Deutsche Bank has unveiled a tighter fossil fuels policy, to reflect its views on business activities in the coal and oil and gas sectors.
The German bank plans to end business activities in coal mining by 2025. It will review activities in Europe and the US by end-2020, and in Asia starting 2022.
Asia’s longer timeline is given ‘the fact that the transformation in Asia will take longer owing to the region’s high dependency on coal power,’ Deutsche said Monday.
Exceptions may be made for coal-dependent companies seeking financing with ‘credible diversification plans,’ it said.
Going forward, the bank will also stop financing some oil and gas projects. These include projects using hydraulic fracturing – a drilling method used to extract the commodities – in countries with scarce water supplies.

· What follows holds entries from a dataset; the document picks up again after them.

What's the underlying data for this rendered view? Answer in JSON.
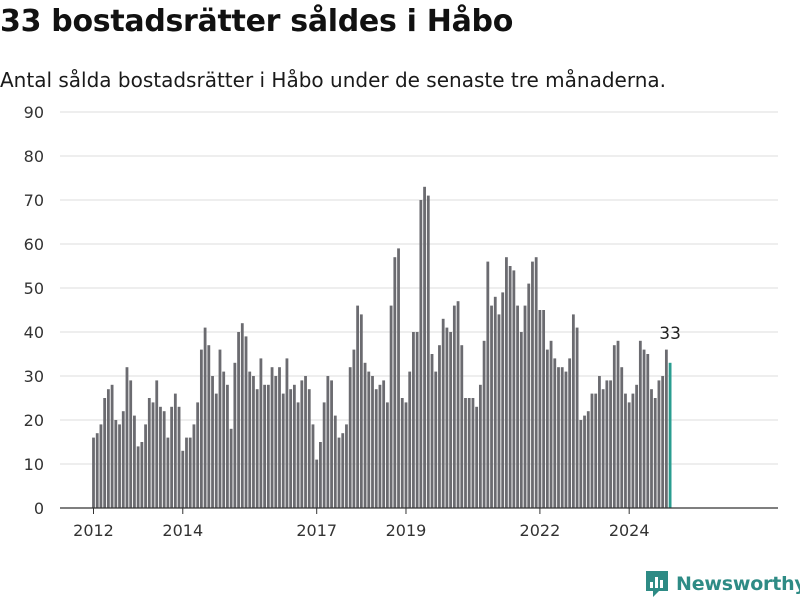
{
  "title": "33 bostadsrätter såldes i Håbo",
  "subtitle": "Antal sålda bostadsrätter i Håbo under de senaste tre månaderna.",
  "brand": {
    "name": "Newsworthy",
    "color": "#2e8b85"
  },
  "chart_data": {
    "type": "bar",
    "x_start": "2012-01",
    "x_tick_labels": [
      "2012",
      "2014",
      "2017",
      "2019",
      "2022",
      "2024"
    ],
    "y_ticks": [
      0,
      10,
      20,
      30,
      40,
      50,
      60,
      70,
      80,
      90
    ],
    "ylim": [
      0,
      90
    ],
    "grid": true,
    "colors": {
      "bar": "#6b6b70",
      "highlight": "#2a9d90"
    },
    "highlight_label": "33",
    "values": [
      16,
      17,
      19,
      25,
      27,
      28,
      20,
      19,
      22,
      32,
      29,
      21,
      14,
      15,
      19,
      25,
      24,
      29,
      23,
      22,
      16,
      23,
      26,
      23,
      13,
      16,
      16,
      19,
      24,
      36,
      41,
      37,
      30,
      26,
      36,
      31,
      28,
      18,
      33,
      40,
      42,
      39,
      31,
      30,
      27,
      34,
      28,
      28,
      32,
      30,
      32,
      26,
      34,
      27,
      28,
      24,
      29,
      30,
      27,
      19,
      11,
      15,
      24,
      30,
      29,
      21,
      16,
      17,
      19,
      32,
      36,
      46,
      44,
      33,
      31,
      30,
      27,
      28,
      29,
      24,
      46,
      57,
      59,
      25,
      24,
      31,
      40,
      40,
      70,
      73,
      71,
      35,
      31,
      37,
      43,
      41,
      40,
      46,
      47,
      37,
      25,
      25,
      25,
      23,
      28,
      38,
      56,
      46,
      48,
      44,
      49,
      57,
      55,
      54,
      46,
      40,
      46,
      51,
      56,
      57,
      45,
      45,
      36,
      38,
      34,
      32,
      32,
      31,
      34,
      44,
      41,
      20,
      21,
      22,
      26,
      26,
      30,
      27,
      29,
      29,
      37,
      38,
      32,
      26,
      24,
      26,
      28,
      38,
      36,
      35,
      27,
      25,
      29,
      30,
      36,
      33
    ]
  }
}
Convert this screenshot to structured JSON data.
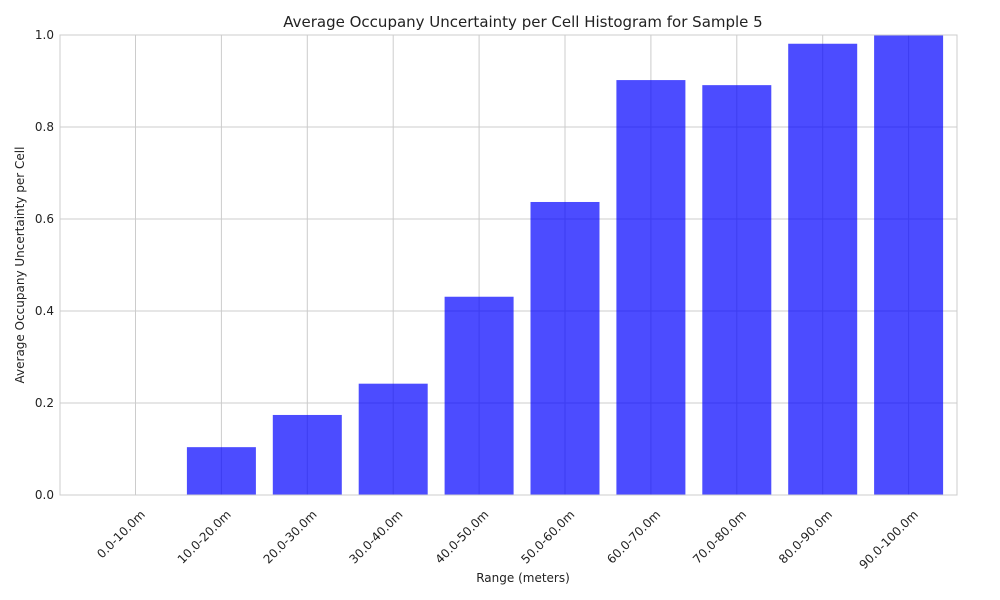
{
  "chart_data": {
    "type": "bar",
    "title": "Average Occupany Uncertainty per Cell Histogram for Sample 5",
    "xlabel": "Range (meters)",
    "ylabel": "Average Occupany Uncertainty per Cell",
    "categories": [
      "0.0-10.0m",
      "10.0-20.0m",
      "20.0-30.0m",
      "30.0-40.0m",
      "40.0-50.0m",
      "50.0-60.0m",
      "60.0-70.0m",
      "70.0-80.0m",
      "80.0-90.0m",
      "90.0-100.0m"
    ],
    "values": [
      0.0,
      0.104,
      0.174,
      0.242,
      0.431,
      0.637,
      0.902,
      0.891,
      0.981,
      0.999
    ],
    "ylim": [
      0,
      1.0
    ],
    "yticks": [
      0.0,
      0.2,
      0.4,
      0.6,
      0.8,
      1.0
    ],
    "ytick_labels": [
      "0.0",
      "0.2",
      "0.4",
      "0.6",
      "0.8",
      "1.0"
    ],
    "grid": true,
    "bar_color": "#0000ff"
  }
}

It will avoid new projects in the Arctic region, and new oil sand projects involving exploration, production, transport or processing.
Deutsche intends to review its oil and gas activities by the end of the year ‘with the aim of subsequently reducing these’, under its tighter policy.
CEO Christian Sewing, who also chairs the bank’s sustainability council, said: ‘In its current form, the policy sets us ambitious targets and enables us to help our long-standing clients with their own transformation.
‘It will allow us to play our part in protecting the climate and helping the EU to achieve its goal of being climate neutral by 2050.’
Deutsche will build on earlier commitments in the days ahead. It had looked to reduce its loan exposures to coal-fired power plants by 20%, that was achieved in 2019.
In May, the bank set quantifiable sustainable targets, including having at least €200bn ($234.7bn) of sustainable financing and investments by 2025.
It issued its first own green bond a month later, with a six-year tenor and a volume of €500m ($586.8m).
Other banks have reined in on fossil fuels. Credit Suisse has vowed to stop financing new coal-fired power plants, while Pictet Group will remove fossil fuel producers and extractors from its balance sheet this year.
Pictet’s fossil fuel assets, including exposure to thermal coal and oil and gas extractors, amounted to CHF 250m ($271.1m) as of 31 December 2019.